The voice is that of the Renaissance magus, Henry Cornelius Agrippa von Nettesheim (1486-1525). In his Three Books of Occult Philosophy he is clearer on what is going on in dreams than much of later Western psychology. He knows that in dreaming, we see beyond the senses, and travel beyond body and brain into the immensity of nonlocal mind, where all knowledge is available.
He insists that to work with dreams we need “strength of imagination” (to receive images with clarity) and “strength of understanding” (to grasp how to use them).
He identifies certain types of dreams and visions that are most likely to be “true”:
- those that are “made between sleep and waking”
- those in which the dreamer observes others from a witness perspective
- those that are interpreted inside the dream itself
- those that are repeated
“That dream is most sure,” he counsels, “which is concerning those things which one did meditate on, and revolve in his mind, when he goeth to bed.” Thus he recommends rituals to put the mind in the right frame to go dreaming on a certain agenda, and to attract the interest and support of spirits who may engage with the dreamer.
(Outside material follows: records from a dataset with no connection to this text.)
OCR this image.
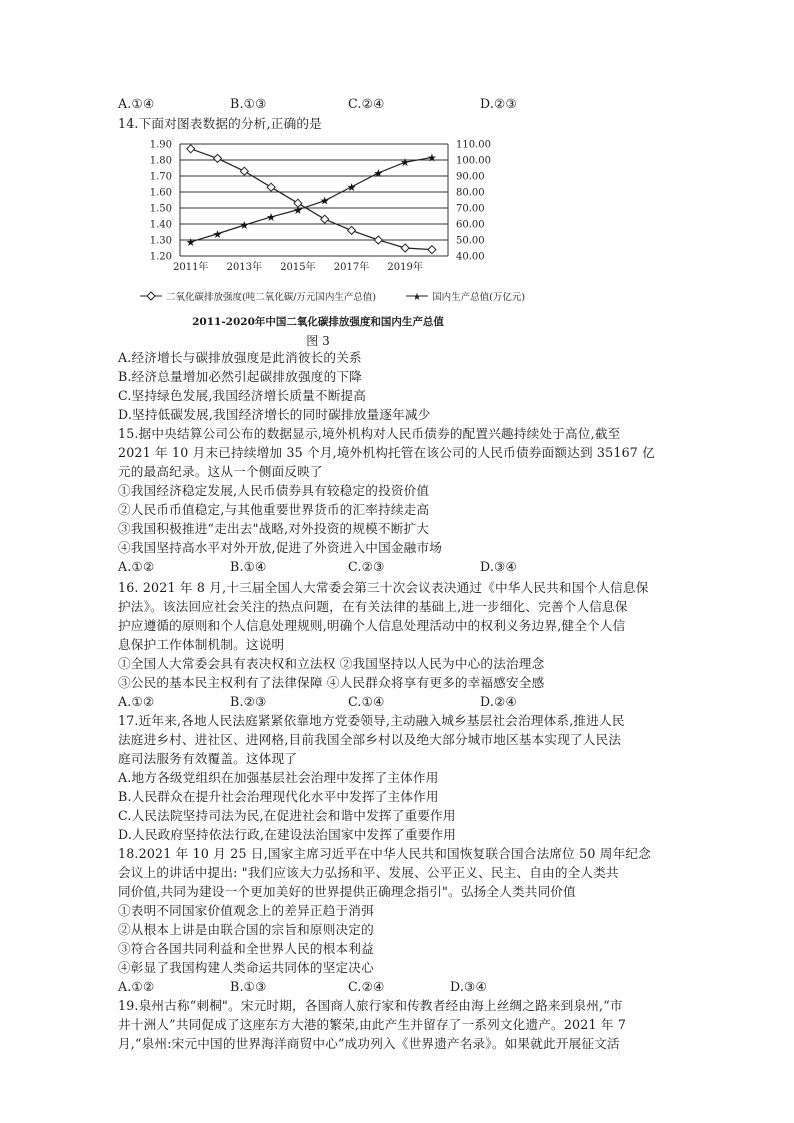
A.①④	B.①③	C.②④	D.②③
14.下面对图表数据的分析,正确的是
1.90
1.80
1.70
1.60
1.50
1.40
1.30
1.20
110.00
100.00
90.00
80.00
70.00
60.00
50.00
40.00
2011年 2013年 2015年 2017年 2019年
★
★
★
★
★
★
★
★
★ ★
二氧化碳排放强度(吨二氧化碳/万元国内生产总值)	★ 国内生产总值(万亿元)
2011-2020年中国二氧化碳排放强度和国内生产总值
图 3
A.经济增长与碳排放强度是此消彼长的关系
B.经济总量增加必然引起碳排放强度的下降
C.坚持绿色发展,我国经济增长质量不断提高
D.坚持低碳发展,我国经济增长的同时碳排放量逐年减少
15.据中央结算公司公布的数据显示,境外机构对人民币债券的配置兴趣持续处于高位,截至
2021 年 10 月末已持续增加 35 个月,境外机构托管在该公司的人民币债券面额达到 35167 亿
元的最高纪录。这从一个侧面反映了
①我国经济稳定发展,人民币债券具有较稳定的投资价值
②人民币币值稳定,与其他重要世界货币的汇率持续走高
③我国积极推进“走出去"战略,对外投资的规模不断扩大
④我国坚持高水平对外开放,促进了外资进入中国金融市场
A.①②	B.①④	C.②③	D.③④
16. 2021 年 8 月,十三届全国人大常委会第三十次会议表决通过《中华人民共和国个人信息保
护法》。该法回应社会关注的热点问题，在有关法律的基础上,进一步细化、完善个人信息保
护应遵循的原则和个人信息处理规则,明确个人信息处理活动中的权利义务边界,健全个人信
息保护工作体制机制。这说明
①全国人大常委会具有表决权和立法权 ②我国坚持以人民为中心的法治理念
③公民的基本民主权利有了法律保障 ④人民群众将享有更多的幸福感安全感
A.①②	B.②③	C.①④	D.②④
17.近年来,各地人民法庭紧紧依靠地方党委领导,主动融入城乡基层社会治理体系,推进人民
法庭进乡村、进社区、进网格,目前我国全部乡村以及绝大部分城市地区基本实现了人民法
庭司法服务有效覆盖。这体现了
A.地方各级党组织在加强基层社会治理中发挥了主体作用
B.人民群众在提升社会治理现代化水平中发挥了主体作用
C.人民法院坚持司法为民,在促进社会和谐中发挥了重要作用
D.人民政府坚持依法行政,在建设法治国家中发挥了重要作用
18.2021 年 10 月 25 日,国家主席习近平在中华人民共和国恢复联合国合法席位 50 周年纪念
会议上的讲话中提出: "我们应该大力弘扬和平、发展、公平正义、民主、自由的全人类共
同价值,共同为建设一个更加美好的世界提供正确理念指引"。弘扬全人类共同价值
①表明不同国家价值观念上的差异正趋于消弭
②从根本上讲是由联合国的宗旨和原则决定的
③符合各国共同利益和全世界人民的根本利益
④彰显了我国构建人类命运共同体的坚定决心
A.①②	B.①③	C.②④	D.③④
19.泉州古称“刺桐"。宋元时期，各国商人旅行家和传教者经由海上丝绸之路来到泉州,“市
井十洲人”共同促成了这座东方大港的繁荣,由此产生并留存了一系列文化遗产。2021 年 7
月,“泉州:宋元中国的世界海洋商贸中心”成功列入《世界遗产名录》。如果就此开展征文活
He gives interesting directions for making an image to encourage true dreams:
Let there be made an image of dreams, which being put under the head of him that sleeps, makes him dream true dreams, concerning everything that he hath formerly deliberated of; and let that figure be that of a man sleeping in the bosom of an angel…Thou shalt write upon the breast of the man the name of the effect desired, and in the hand of the angel the name of the intelligence of the Sun.
I like the idea of setting out to dream in the arms of the angel.
The magus discusses some of the challenges familiar to psychic dreamers. If you dream a future event, how can you be sure of when the event foreshadowed will take place, since the time lapse between a dream and its manifestation varies widely? He offers a kind of Catch-22 from rabbinical tradition, that “no prophetical vision can be held from its effect longer than twenty-two years.”